バンコク中央駅(ファランポーン駅)に残る日本の足跡
1979年には、2両のC56型がタイから日本へ「帰還」し、1両は東京都の靖国神社の遊就館に保存、もう1両は静岡県の大井川鉄道で今も活躍している。
レールが使用されているホームの屋根 著者撮影
もうひとつの足跡を探すのは少し大変である。それは駅の柱に使われている古レールである。レールは一定期間使用すると擦り減るので交換するが、強度は十分にあるので駅のホーム屋根の柱などに転用されることが多い。ファランポーン駅の柱にも多くの古レールが使用されているが、その中に「RSRYAWATA1936」と刻印されたものがある。そう、日本の八幡製鉄所製のレールである。私が確認したところ少なくとも2本のレールにこのマークが刻印されているのを発見した。「RSR」はタイ国鉄の旧名称、「1936」は製造年を表している。
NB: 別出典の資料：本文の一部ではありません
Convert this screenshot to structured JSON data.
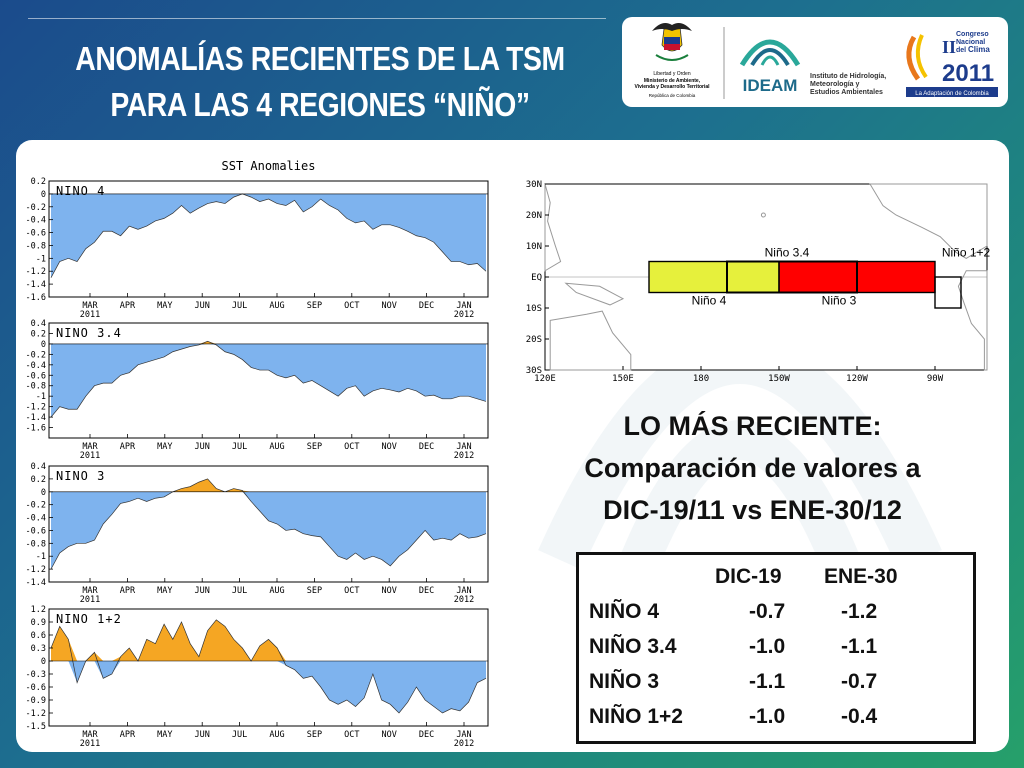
{
  "title": {
    "line1": "ANOMALÍAS RECIENTES DE LA TSM",
    "line2": "PARA LAS 4 REGIONES “NIÑO”"
  },
  "logos": {
    "ministry_text": [
      "Libertad y Orden",
      "Ministerio de Ambiente,",
      "Vivienda y Desarrollo Territorial",
      "República de Colombia"
    ],
    "ideam_name": "IDEAM",
    "ideam_text": [
      "Instituto de Hidrología,",
      "Meteorología y",
      "Estudios Ambientales"
    ],
    "congreso_text": [
      "II",
      "Congreso",
      "Nacional",
      "del",
      "Clima",
      "2011",
      "La Adaptación de Colombia"
    ]
  },
  "colors": {
    "negative": "#7eb3ee",
    "positive": "#f5a623",
    "nino4_box": "#e6f03c",
    "nino34_box": "#ff0000"
  },
  "chart_data": [
    {
      "type": "area",
      "title": "SST Anomalies",
      "label": "NINO 4",
      "x_tick_labels": [
        "MAR",
        "APR",
        "MAY",
        "JUN",
        "JUL",
        "AUG",
        "SEP",
        "OCT",
        "NOV",
        "DEC",
        "JAN"
      ],
      "year_labels": [
        "2011",
        "2012"
      ],
      "ylim": [
        -1.6,
        0.2
      ],
      "y_ticks": [
        "0.2",
        "0",
        "-0.2",
        "-0.4",
        "-0.6",
        "-0.8",
        "-1",
        "-1.2",
        "-1.4",
        "-1.6"
      ],
      "values": [
        -1.3,
        -1.05,
        -1.0,
        -1.05,
        -0.85,
        -0.75,
        -0.58,
        -0.58,
        -0.65,
        -0.5,
        -0.55,
        -0.5,
        -0.42,
        -0.38,
        -0.3,
        -0.18,
        -0.3,
        -0.22,
        -0.15,
        -0.12,
        -0.15,
        -0.05,
        0.0,
        -0.05,
        -0.12,
        -0.08,
        -0.15,
        -0.18,
        -0.1,
        -0.28,
        -0.2,
        -0.08,
        -0.18,
        -0.25,
        -0.38,
        -0.45,
        -0.42,
        -0.55,
        -0.48,
        -0.48,
        -0.52,
        -0.58,
        -0.65,
        -0.68,
        -0.75,
        -0.9,
        -1.05,
        -1.05,
        -1.1,
        -1.08,
        -1.2
      ]
    },
    {
      "type": "area",
      "label": "NINO 3.4",
      "x_tick_labels": [
        "MAR",
        "APR",
        "MAY",
        "JUN",
        "JUL",
        "AUG",
        "SEP",
        "OCT",
        "NOV",
        "DEC",
        "JAN"
      ],
      "year_labels": [
        "2011",
        "2012"
      ],
      "ylim": [
        -1.8,
        0.4
      ],
      "y_ticks": [
        "0.4",
        "0.2",
        "0",
        "-0.2",
        "-0.4",
        "-0.6",
        "-0.8",
        "-1",
        "-1.2",
        "-1.4",
        "-1.6"
      ],
      "values": [
        -1.4,
        -1.2,
        -1.25,
        -1.25,
        -1.0,
        -0.8,
        -0.75,
        -0.75,
        -0.6,
        -0.55,
        -0.4,
        -0.35,
        -0.3,
        -0.25,
        -0.15,
        -0.1,
        -0.05,
        -0.02,
        0.05,
        -0.02,
        -0.15,
        -0.2,
        -0.3,
        -0.45,
        -0.5,
        -0.5,
        -0.6,
        -0.65,
        -0.6,
        -0.75,
        -0.7,
        -0.8,
        -0.9,
        -1.0,
        -0.85,
        -0.8,
        -1.0,
        -0.9,
        -0.85,
        -0.88,
        -0.92,
        -0.85,
        -0.9,
        -1.0,
        -0.98,
        -1.05,
        -1.05,
        -1.0,
        -1.0,
        -1.05,
        -1.1
      ]
    },
    {
      "type": "area",
      "label": "NINO 3",
      "x_tick_labels": [
        "MAR",
        "APR",
        "MAY",
        "JUN",
        "JUL",
        "AUG",
        "SEP",
        "OCT",
        "NOV",
        "DEC",
        "JAN"
      ],
      "year_labels": [
        "2011",
        "2012"
      ],
      "ylim": [
        -1.4,
        0.4
      ],
      "y_ticks": [
        "0.4",
        "0.2",
        "0",
        "-0.2",
        "-0.4",
        "-0.6",
        "-0.8",
        "-1",
        "-1.2",
        "-1.4"
      ],
      "values": [
        -1.2,
        -0.95,
        -0.85,
        -0.8,
        -0.8,
        -0.75,
        -0.5,
        -0.35,
        -0.18,
        -0.15,
        -0.1,
        -0.15,
        -0.1,
        -0.08,
        0.0,
        0.05,
        0.08,
        0.15,
        0.2,
        0.05,
        0.0,
        0.05,
        0.02,
        -0.15,
        -0.3,
        -0.45,
        -0.5,
        -0.6,
        -0.58,
        -0.65,
        -0.68,
        -0.7,
        -0.85,
        -1.0,
        -1.05,
        -0.95,
        -1.05,
        -1.0,
        -1.05,
        -1.15,
        -1.0,
        -0.9,
        -0.75,
        -0.6,
        -0.75,
        -0.72,
        -0.75,
        -0.65,
        -0.72,
        -0.7,
        -0.65
      ]
    },
    {
      "type": "area",
      "label": "NINO 1+2",
      "x_tick_labels": [
        "MAR",
        "APR",
        "MAY",
        "JUN",
        "JUL",
        "AUG",
        "SEP",
        "OCT",
        "NOV",
        "DEC",
        "JAN"
      ],
      "year_labels": [
        "2011",
        "2012"
      ],
      "ylim": [
        -1.5,
        1.2
      ],
      "y_ticks": [
        "1.2",
        "0.9",
        "0.6",
        "0.3",
        "0",
        "-0.3",
        "-0.6",
        "-0.9",
        "-1.2",
        "-1.5"
      ],
      "values": [
        0.3,
        0.8,
        0.5,
        -0.5,
        0.0,
        0.2,
        -0.4,
        -0.3,
        0.1,
        0.3,
        0.0,
        0.5,
        0.4,
        0.85,
        0.5,
        0.9,
        0.4,
        0.1,
        0.7,
        0.95,
        0.8,
        0.5,
        0.3,
        0.0,
        0.35,
        0.5,
        0.3,
        -0.1,
        -0.2,
        -0.4,
        -0.35,
        -0.6,
        -0.9,
        -1.0,
        -0.9,
        -1.05,
        -0.85,
        -0.3,
        -0.9,
        -1.0,
        -1.2,
        -0.95,
        -0.6,
        -0.9,
        -1.05,
        -1.2,
        -1.1,
        -1.15,
        -0.95,
        -0.5,
        -0.4
      ]
    }
  ],
  "map": {
    "lat_labels": [
      "30N",
      "20N",
      "10N",
      "EQ",
      "10S",
      "20S",
      "30S"
    ],
    "lon_labels": [
      "120E",
      "150E",
      "180",
      "150W",
      "120W",
      "90W"
    ],
    "regions": [
      {
        "name": "Niño 4",
        "label": "Niño 4",
        "lon": [
          160,
          210
        ],
        "lat": [
          -5,
          5
        ]
      },
      {
        "name": "Niño 3.4",
        "label": "Niño 3.4",
        "lon": [
          190,
          240
        ],
        "lat": [
          -5,
          5
        ]
      },
      {
        "name": "Niño 3",
        "label": "Niño 3",
        "lon": [
          210,
          270
        ],
        "lat": [
          -5,
          5
        ]
      },
      {
        "name": "Niño 1+2",
        "label": "Niño 1+2",
        "lon": [
          270,
          280
        ],
        "lat": [
          -10,
          0
        ]
      }
    ]
  },
  "latest": {
    "line1": "LO MÁS RECIENTE:",
    "line2": "Comparación de valores a",
    "line3": "DIC-19/11 vs ENE-30/12"
  },
  "table": {
    "headers": [
      "DIC-19",
      "ENE-30"
    ],
    "rows": [
      {
        "region": "NIÑO 4",
        "dic": "-0.7",
        "ene": "-1.2"
      },
      {
        "region": "NIÑO 3.4",
        "dic": "-1.0",
        "ene": "-1.1"
      },
      {
        "region": "NIÑO 3",
        "dic": "-1.1",
        "ene": "-0.7"
      },
      {
        "region": "NIÑO 1+2",
        "dic": "-1.0",
        "ene": "-0.4"
      }
    ]
  }
}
つまり、1936年に八幡製鉄所で製造され、タイ国鉄に納入されたレールということになる。泰緬鉄道の建設前のことなので、おそらく日本がタイの鉄道輸送網を増強させるために輸出したレールであろう。
「YAWATA」の刻印が入ったレール 著者撮影
このレールが貴重なのは「YAWATA」の文字があることである。